Lin Kehao, Qin Ze, Qu Chuanjun, Chen Xiaoyu, Jiang Qingling, Li Minjing, Zheng Qiusheng, Li Defang
Yantai Key Laboratory of Pharmacology of Traditional Chinese Medicine in Tumor Metabolism, School of Integrated Traditional Chinese and Western Medicine, Binzhou Medical University, Yantai, Shandong 264003, P.R. China.
Department of Anesthesia, The Fourth Hospital of Shijiazhuang, Shijiazhuang, Hebei 050011, P.R. China.
Oncol Lett. 2021 May;21(5):426. doi: 10.3892/ol.2021.12687. Epub 2021 Mar 29.
Doxorubicin (DOX) is currently the preferred chemotherapeutic agent for breast cancer, and hydroxyl safflower yellow B (HSYB) has a tumor growth-inhibiting activity. The present study aimed to investigate the effects of HSYB combined with DOX on the proliferation of human breast cancer MCF-7 cells and explore the underlying mechanism. MTT and cell colony formation assays revealed that the proliferation rate of MCF-7 cells was signifiscantly decreased after HSYB and DOX treatment. Combined HSYB and DOX treatment significantly decreased the expression levels of BCL-2 in MCF-7 cells, while the expression levels of apoptosis-associated proteins, including cleaved caspase-9, BAX and cleaved caspase-3, were markedly increased. Furthermore, flow cytometry and western blot analysis demonstrated that combined HSYB and DOX treatment stimulated an increase in intracellular reactive oxygen species and promoted the release of cytochrome , leading to apoptosis. The current data suggested that the combination of HSYB and DOX may have marked antitumor activity.
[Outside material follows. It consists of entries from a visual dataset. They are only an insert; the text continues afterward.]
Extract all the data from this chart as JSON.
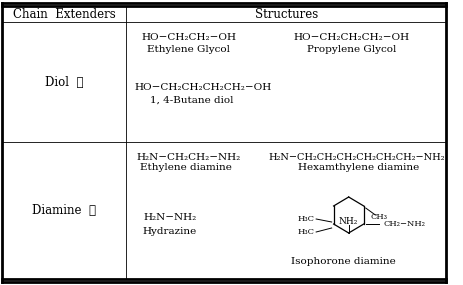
{
  "col1_header": "Chain  Extenders",
  "col2_header": "Structures",
  "row1_label": "Diol  玕",
  "row2_label": "Diamine  玕",
  "structures": {
    "ethylene_glycol_formula": "HO−CH₂CH₂−OH",
    "ethylene_glycol_name": "Ethylene Glycol",
    "propylene_glycol_formula": "HO−CH₂CH₂CH₂−OH",
    "propylene_glycol_name": "Propylene Glycol",
    "butane_diol_formula": "HO−CH₂CH₂CH₂CH₂−OH",
    "butane_diol_name": "1, 4-Butane diol",
    "ethylene_diamine_formula": "H₂N−CH₂CH₂−NH₂",
    "ethylene_diamine_name": "Ethylene diamine",
    "hexamthylene_diamine_formula": "H₂N−CH₂CH₂CH₂CH₂CH₂CH₂−NH₂",
    "hexamthylene_diamine_name": "Hexamthylene diamine",
    "hydrazine_formula": "H₂N−NH₂",
    "hydrazine_name": "Hydrazine",
    "isophorone_name": "Isophorone diamine",
    "nh2": "NH₂",
    "h3c": "H₃C",
    "ch3": "CH₃",
    "ch2nh2": "CH₂−NH₂"
  }
}
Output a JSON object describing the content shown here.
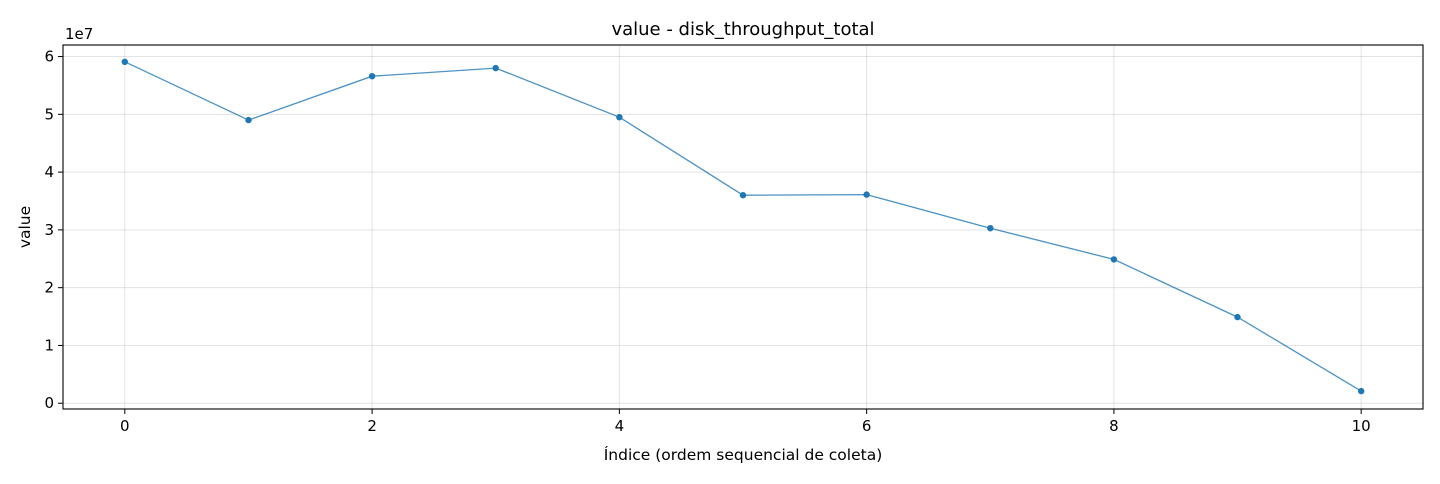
{
  "chart_data": {
    "type": "line",
    "title": "value - disk_throughput_total",
    "xlabel": "Índice (ordem sequencial de coleta)",
    "ylabel": "value",
    "y_multiplier_label": "1e7",
    "x": [
      0,
      1,
      2,
      3,
      4,
      5,
      6,
      7,
      8,
      9,
      10
    ],
    "series": [
      {
        "values": [
          59100000,
          49000000,
          56600000,
          58000000,
          49500000,
          36000000,
          36100000,
          30300000,
          24900000,
          14900000,
          2100000
        ]
      }
    ],
    "xlim": [
      -0.5,
      10.5
    ],
    "ylim": [
      -1000000,
      62000000
    ],
    "x_ticks": [
      0,
      2,
      4,
      6,
      8,
      10
    ],
    "x_tick_labels": [
      "0",
      "2",
      "4",
      "6",
      "8",
      "10"
    ],
    "y_ticks": [
      0,
      10000000,
      20000000,
      30000000,
      40000000,
      50000000,
      60000000
    ],
    "y_tick_labels": [
      "0",
      "1",
      "2",
      "3",
      "4",
      "5",
      "6"
    ],
    "grid": true,
    "line_color": "#1f77b4"
  }
}
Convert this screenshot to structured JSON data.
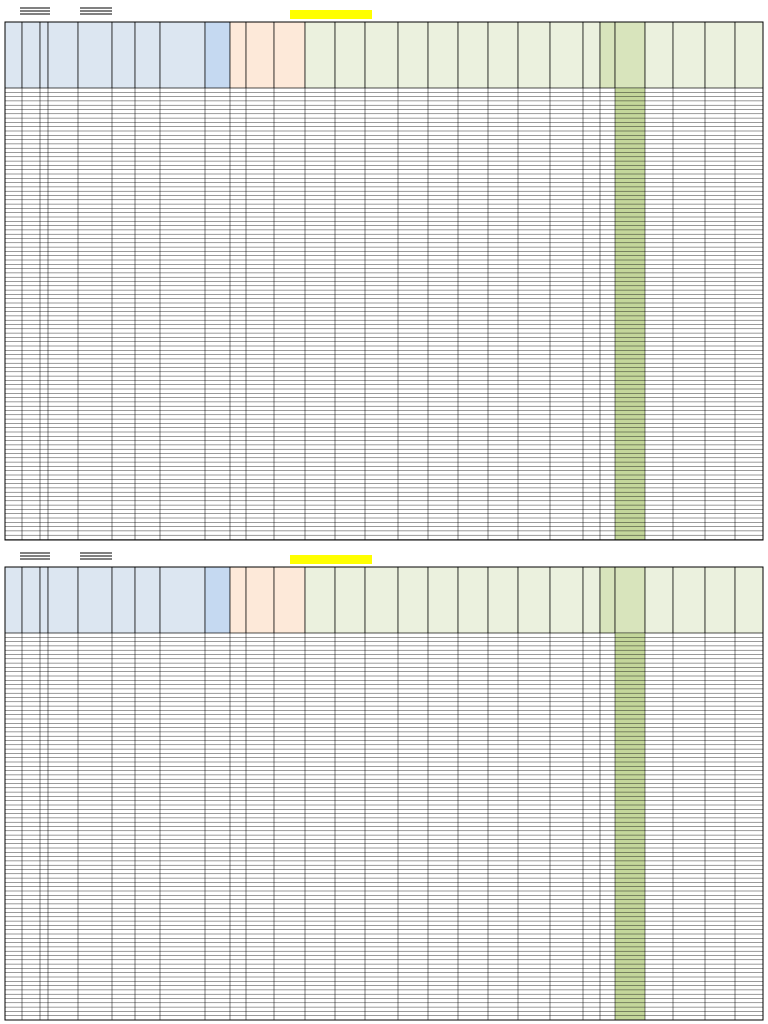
{
  "pages": [
    {
      "header_colors": [
        "#dce6f1",
        "#dce6f1",
        "#dce6f1",
        "#dce6f1",
        "#dce6f1",
        "#dce6f1",
        "#dce6f1",
        "#dce6f1",
        "#c5d9f1",
        "#fde9d9",
        "#fde9d9",
        "#fde9d9",
        "#ebf1de",
        "#ebf1de",
        "#ebf1de",
        "#ebf1de",
        "#ebf1de",
        "#ebf1de",
        "#ebf1de",
        "#ebf1de",
        "#ebf1de",
        "#ebf1de",
        "#d8e4bc",
        "#d8e4bc",
        "#ebf1de",
        "#ebf1de",
        "#ebf1de",
        "#ebf1de"
      ],
      "highlight_color": "#c4d79b",
      "note_color": "#ffff00"
    },
    {
      "header_colors": [
        "#dce6f1",
        "#dce6f1",
        "#dce6f1",
        "#dce6f1",
        "#dce6f1",
        "#dce6f1",
        "#dce6f1",
        "#dce6f1",
        "#c5d9f1",
        "#fde9d9",
        "#fde9d9",
        "#fde9d9",
        "#ebf1de",
        "#ebf1de",
        "#ebf1de",
        "#ebf1de",
        "#ebf1de",
        "#ebf1de",
        "#ebf1de",
        "#ebf1de",
        "#ebf1de",
        "#ebf1de",
        "#d8e4bc",
        "#d8e4bc",
        "#ebf1de",
        "#ebf1de",
        "#ebf1de",
        "#ebf1de"
      ],
      "highlight_color": "#c4d79b",
      "note_color": "#ffff00"
    }
  ]
}
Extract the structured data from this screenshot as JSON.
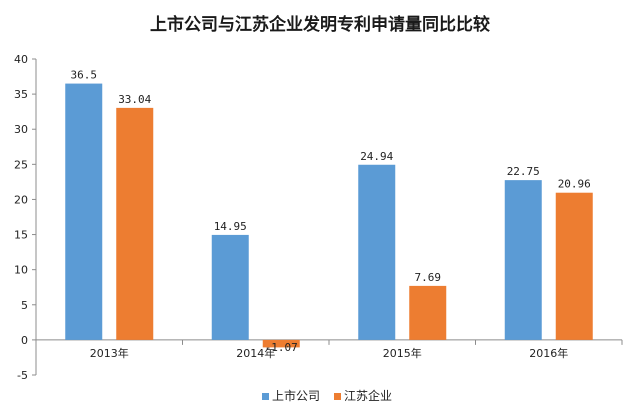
{
  "chart_data": {
    "type": "bar",
    "title": "上市公司与江苏企业发明专利申请量同比比较",
    "categories": [
      "2013年",
      "2014年",
      "2015年",
      "2016年"
    ],
    "series": [
      {
        "name": "上市公司",
        "color": "#5b9bd5",
        "values": [
          36.5,
          14.95,
          24.94,
          22.75
        ],
        "labels": [
          "36.5",
          "14.95",
          "24.94",
          "22.75"
        ]
      },
      {
        "name": "江苏企业",
        "color": "#ed7d31",
        "values": [
          33.04,
          -1.07,
          7.69,
          20.96
        ],
        "labels": [
          "33.04",
          "-1.07",
          "7.69",
          "20.96"
        ]
      }
    ],
    "ylim": [
      -5,
      40
    ],
    "yticks": [
      -5,
      0,
      5,
      10,
      15,
      20,
      25,
      30,
      35,
      40
    ],
    "xlabel": "",
    "ylabel": "",
    "grid": false,
    "legend": "bottom"
  }
}
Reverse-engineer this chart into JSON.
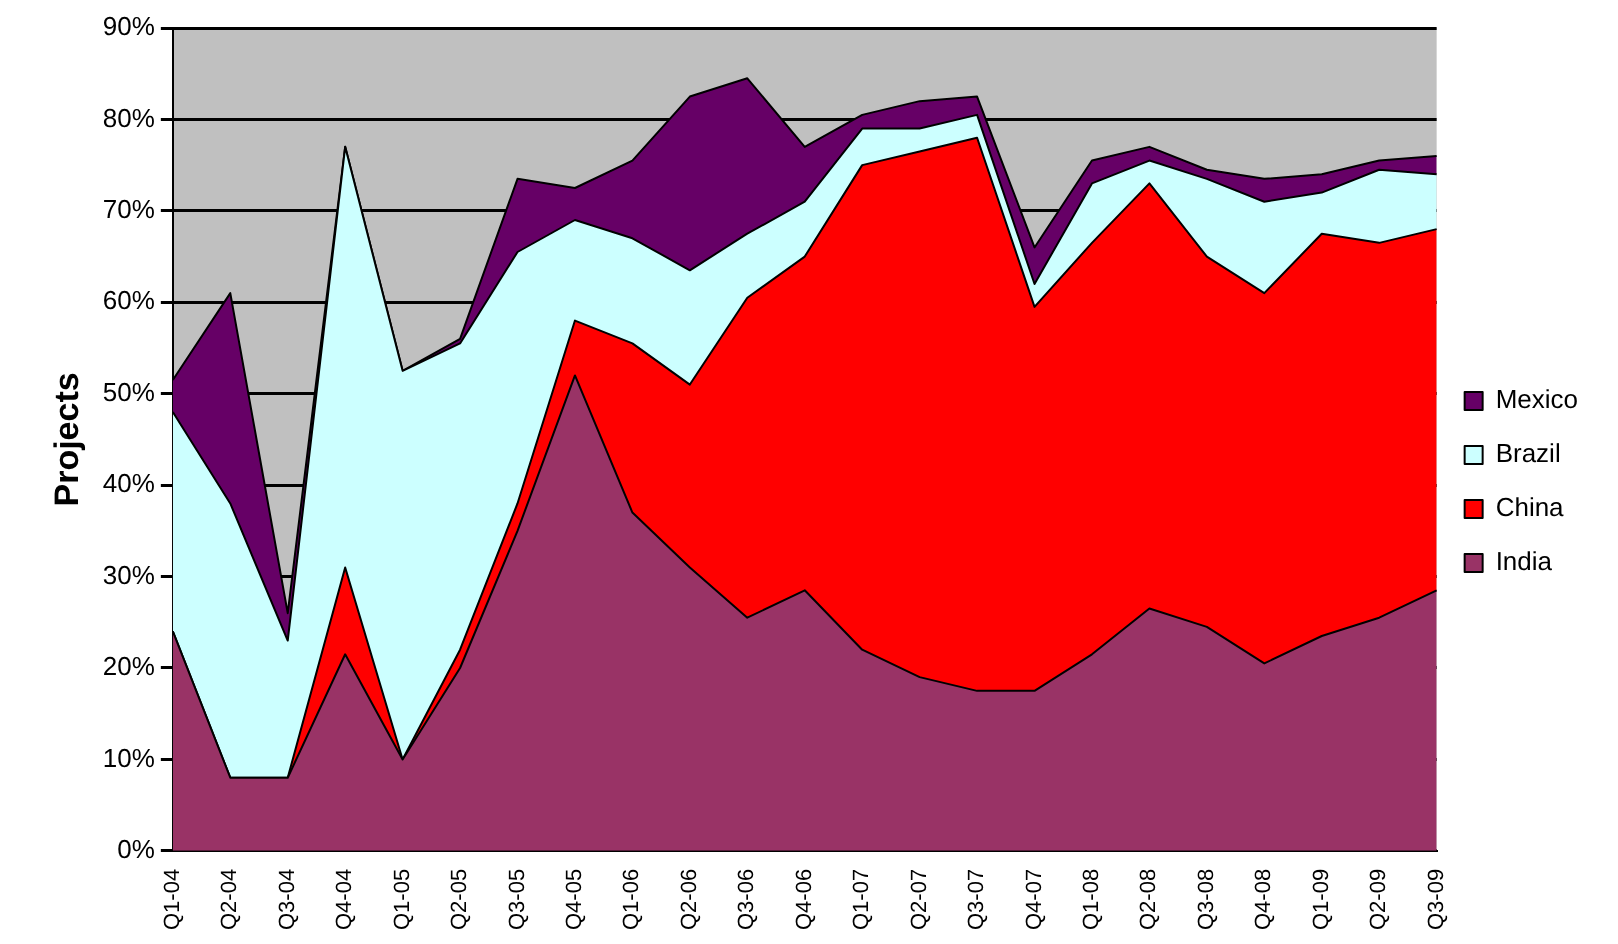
{
  "chart_data": {
    "type": "area",
    "stacked": true,
    "ylabel": "Projects",
    "categories": [
      "Q1-04",
      "Q2-04",
      "Q3-04",
      "Q4-04",
      "Q1-05",
      "Q2-05",
      "Q3-05",
      "Q4-05",
      "Q1-06",
      "Q2-06",
      "Q3-06",
      "Q4-06",
      "Q1-07",
      "Q2-07",
      "Q3-07",
      "Q4-07",
      "Q1-08",
      "Q2-08",
      "Q3-08",
      "Q4-08",
      "Q1-09",
      "Q2-09",
      "Q3-09"
    ],
    "series": [
      {
        "name": "India",
        "color": "#993366",
        "values": [
          24,
          8,
          8,
          21.5,
          10,
          20,
          35,
          52,
          37,
          31,
          25.5,
          28.5,
          22,
          19,
          17.5,
          17.5,
          21.5,
          26.5,
          24.5,
          20.5,
          23.5,
          25.5,
          28.5
        ]
      },
      {
        "name": "China",
        "color": "#ff0000",
        "values": [
          0,
          0,
          0,
          9.5,
          0,
          2,
          3,
          6,
          18.5,
          20,
          35,
          36.5,
          53,
          57.5,
          60.5,
          42,
          45,
          46.5,
          40.5,
          40.5,
          44,
          41,
          39.5
        ]
      },
      {
        "name": "Brazil",
        "color": "#ccffff",
        "values": [
          24,
          30,
          15,
          46,
          42.5,
          33.5,
          27.5,
          11,
          11.5,
          12.5,
          7,
          6,
          4,
          2.5,
          2.5,
          2.5,
          6.5,
          2.5,
          8.5,
          10,
          4.5,
          8,
          6
        ]
      },
      {
        "name": "Mexico",
        "color": "#660066",
        "values": [
          3.5,
          23,
          3,
          0,
          0,
          0.5,
          8,
          3.5,
          8.5,
          19,
          17,
          6,
          1.5,
          3,
          2,
          4,
          2.5,
          1.5,
          1,
          2.5,
          2,
          1,
          2
        ]
      }
    ],
    "ylim": [
      0,
      90
    ],
    "yticks": [
      {
        "value": 0,
        "label": "0%"
      },
      {
        "value": 10,
        "label": "10%"
      },
      {
        "value": 20,
        "label": "20%"
      },
      {
        "value": 30,
        "label": "30%"
      },
      {
        "value": 40,
        "label": "40%"
      },
      {
        "value": 50,
        "label": "50%"
      },
      {
        "value": 60,
        "label": "60%"
      },
      {
        "value": 70,
        "label": "70%"
      },
      {
        "value": 80,
        "label": "80%"
      },
      {
        "value": 90,
        "label": "90%"
      }
    ],
    "grid": "y",
    "legend": "right"
  }
}
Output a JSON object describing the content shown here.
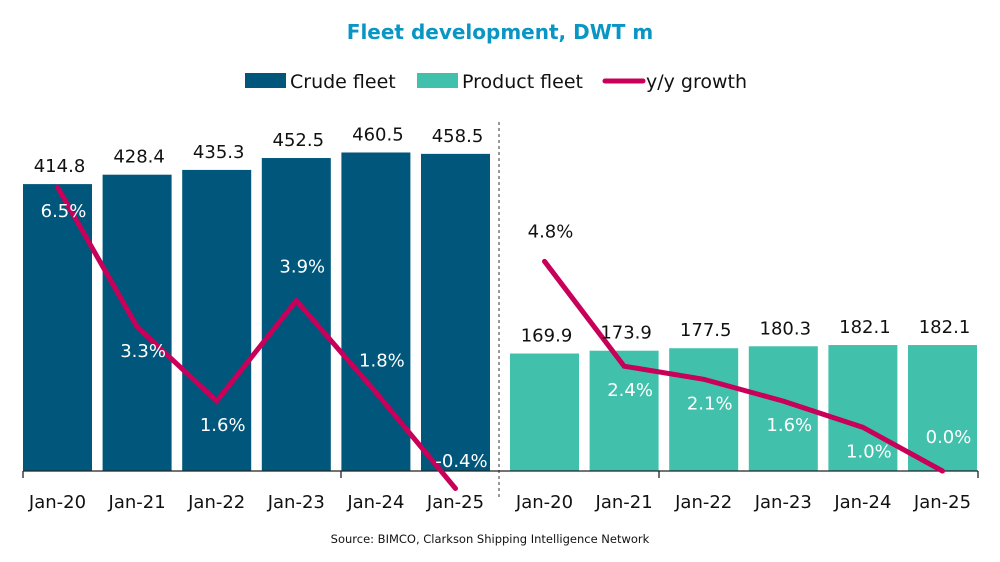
{
  "chart_data": {
    "type": "bar",
    "title": "Fleet development, DWT m",
    "source": "Source: BIMCO, Clarkson Shipping Intelligence Network",
    "categories": [
      "Jan-20",
      "Jan-21",
      "Jan-22",
      "Jan-23",
      "Jan-24",
      "Jan-25"
    ],
    "ylim": [
      0,
      600
    ],
    "y2lim": [
      0,
      9.5
    ],
    "grid": false,
    "legend_placement": "top",
    "colors": {
      "crude": "#00577B",
      "product": "#41C1AC",
      "growth": "#C8005A",
      "title": "#0A96C5"
    },
    "legend": [
      "Crude fleet",
      "Product fleet",
      "y/y growth"
    ],
    "groups": [
      {
        "series": "Crude fleet",
        "values": [
          414.8,
          428.4,
          435.3,
          452.5,
          460.5,
          458.5
        ],
        "value_labels": [
          "414.8",
          "428.4",
          "435.3",
          "452.5",
          "460.5",
          "458.5"
        ],
        "growth": [
          6.5,
          3.3,
          1.6,
          3.9,
          1.8,
          -0.4
        ],
        "growth_labels": [
          "6.5%",
          "3.3%",
          "1.6%",
          "3.9%",
          "1.8%",
          "-0.4%"
        ]
      },
      {
        "series": "Product fleet",
        "values": [
          169.9,
          173.9,
          177.5,
          180.3,
          182.1,
          182.1
        ],
        "value_labels": [
          "169.9",
          "173.9",
          "177.5",
          "180.3",
          "182.1",
          "182.1"
        ],
        "growth": [
          4.8,
          2.4,
          2.1,
          1.6,
          1.0,
          0.0
        ],
        "growth_labels": [
          "4.8%",
          "2.4%",
          "2.1%",
          "1.6%",
          "1.0%",
          "0.0%"
        ]
      }
    ]
  }
}
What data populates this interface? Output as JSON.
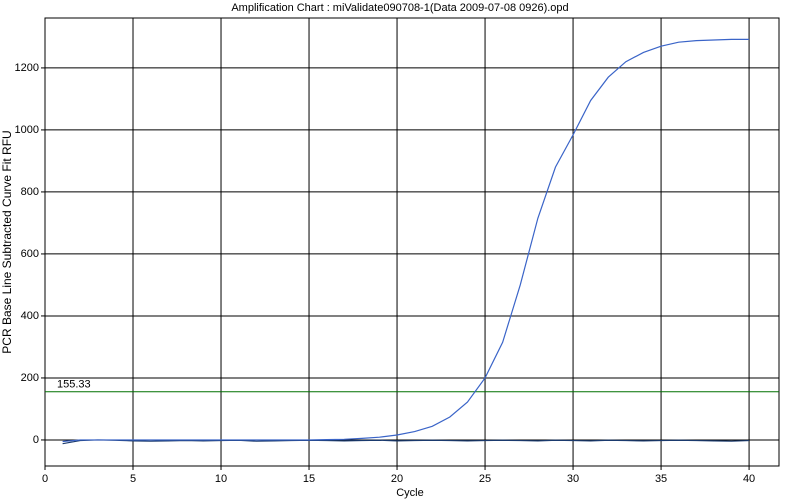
{
  "chart_data": {
    "type": "line",
    "title": "Amplification Chart : miValidate090708-1(Data 2009-07-08 0926).opd",
    "x_label": "Cycle",
    "y_label": "PCR Base Line Subtracted Curve Fit RFU",
    "x": [
      1,
      2,
      3,
      4,
      5,
      6,
      7,
      8,
      9,
      10,
      11,
      12,
      13,
      14,
      15,
      16,
      17,
      18,
      19,
      20,
      21,
      22,
      23,
      24,
      25,
      26,
      27,
      28,
      29,
      30,
      31,
      32,
      33,
      34,
      35,
      36,
      37,
      38,
      39,
      40
    ],
    "series": [
      {
        "color": "#1a3a6e",
        "values": [
          -12,
          -2,
          0,
          -1,
          -3,
          -4,
          -3,
          -2,
          -3,
          -2,
          -1,
          -4,
          -3,
          -2,
          -1,
          -2,
          -3,
          -2,
          -1,
          -3,
          -2,
          -1,
          -2,
          -3,
          -2,
          -1,
          -2,
          -3,
          -1,
          -2,
          -3,
          -1,
          -2,
          -3,
          -2,
          -1,
          -2,
          -3,
          -4,
          -2
        ]
      },
      {
        "color": "#3a64c8",
        "values": [
          -5,
          0,
          0,
          0,
          0,
          0,
          0,
          0,
          0,
          0,
          0,
          0,
          0,
          0,
          0,
          1,
          2,
          5,
          9,
          16,
          27,
          44,
          74,
          122,
          200,
          315,
          500,
          715,
          880,
          984,
          1095,
          1170,
          1220,
          1250,
          1270,
          1283,
          1288,
          1290,
          1292,
          1292
        ]
      }
    ],
    "threshold": {
      "value": 155.33,
      "label": "155.33",
      "color": "#007000"
    },
    "xlim": [
      0,
      41.7
    ],
    "ylim": [
      -84,
      1361
    ],
    "xticks": [
      0,
      5,
      10,
      15,
      20,
      25,
      30,
      35,
      40
    ],
    "yticks": [
      0,
      200,
      400,
      600,
      800,
      1000,
      1200
    ],
    "grid": true
  }
}
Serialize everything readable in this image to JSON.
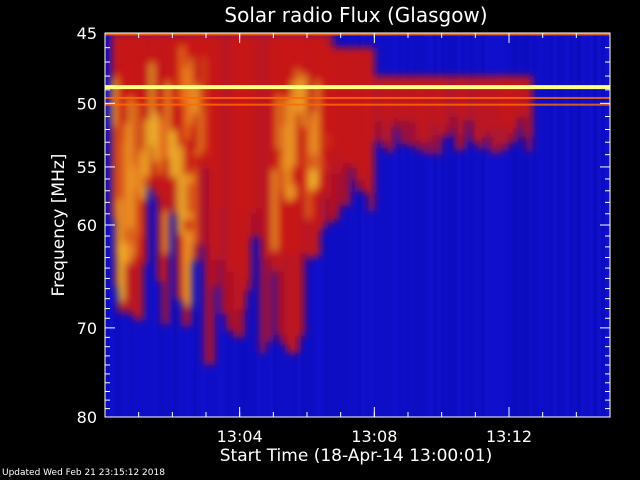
{
  "chart_data": {
    "type": "heatmap",
    "title": "Solar radio Flux (Glasgow)",
    "xlabel": "Start Time (18-Apr-14 13:00:01)",
    "ylabel": "Frequency [MHz]",
    "x_unit": "minutes after 13:00:01",
    "xlim": [
      0,
      15
    ],
    "ylim": [
      45,
      80
    ],
    "y_scale": "log",
    "y_inverted": true,
    "x_ticks": [
      "13:04",
      "13:08",
      "13:12"
    ],
    "x_tick_values": [
      4,
      8,
      12
    ],
    "y_ticks": [
      45,
      50,
      55,
      60,
      70,
      80
    ],
    "colors": {
      "background": "#000000",
      "axis": "#ffffff",
      "low": "#0b0bb8",
      "mid": "#c81414",
      "high": "#ffff3c"
    },
    "interference_lines_mhz": [
      45.1,
      48.8,
      49.6,
      50.1
    ],
    "bursts": [
      {
        "t_start": 0.2,
        "t_end": 2.8,
        "f_low_mhz": 45,
        "f_high_mhz": 70,
        "peak": "high"
      },
      {
        "t_start": 2.2,
        "t_end": 3.2,
        "f_low_mhz": 45,
        "f_high_mhz": 56,
        "peak": "high"
      },
      {
        "t_start": 3.0,
        "t_end": 5.8,
        "f_low_mhz": 45,
        "f_high_mhz": 75,
        "peak": "mid"
      },
      {
        "t_start": 5.0,
        "t_end": 6.6,
        "f_low_mhz": 45,
        "f_high_mhz": 66,
        "peak": "mid-high"
      },
      {
        "t_start": 6.4,
        "t_end": 8.0,
        "f_low_mhz": 46,
        "f_high_mhz": 60,
        "peak": "mid"
      },
      {
        "t_start": 8.0,
        "t_end": 12.6,
        "f_low_mhz": 48,
        "f_high_mhz": 54,
        "peak": "low-mid"
      }
    ]
  },
  "footer": {
    "updated": "Updated Wed Feb 21 23:15:12 2018"
  }
}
阿霉素(DOX)是目前乳腺癌的首选化疗药物,而羟基红花黄色素B(HSYB)具有肿瘤生长抑制活性。本研究旨在探讨HSYB联合DOX对人乳腺癌MCF-7细胞增殖的影响,并探究其潜在机制。MTT和细胞集落形成试验表明,HSYB和DOX处理后MCF-7细胞的增殖率显著降低。HSYB与DOX联合处理显著降低了MCF-7细胞中BCL-2的表达水平,而凋亡相关蛋白(包括裂解的caspase-9、BAX和裂解的caspase-3)的表达水平则明显升高。此外,流式细胞术和蛋白质印迹分析表明,HSYB与DOX联合处理可刺激细胞内活性氧的增加,并促进细胞色素的释放,从而导致细胞凋亡。目前的数据表明,HSYB与DOX联合使用可能具有显著的抗肿瘤活性。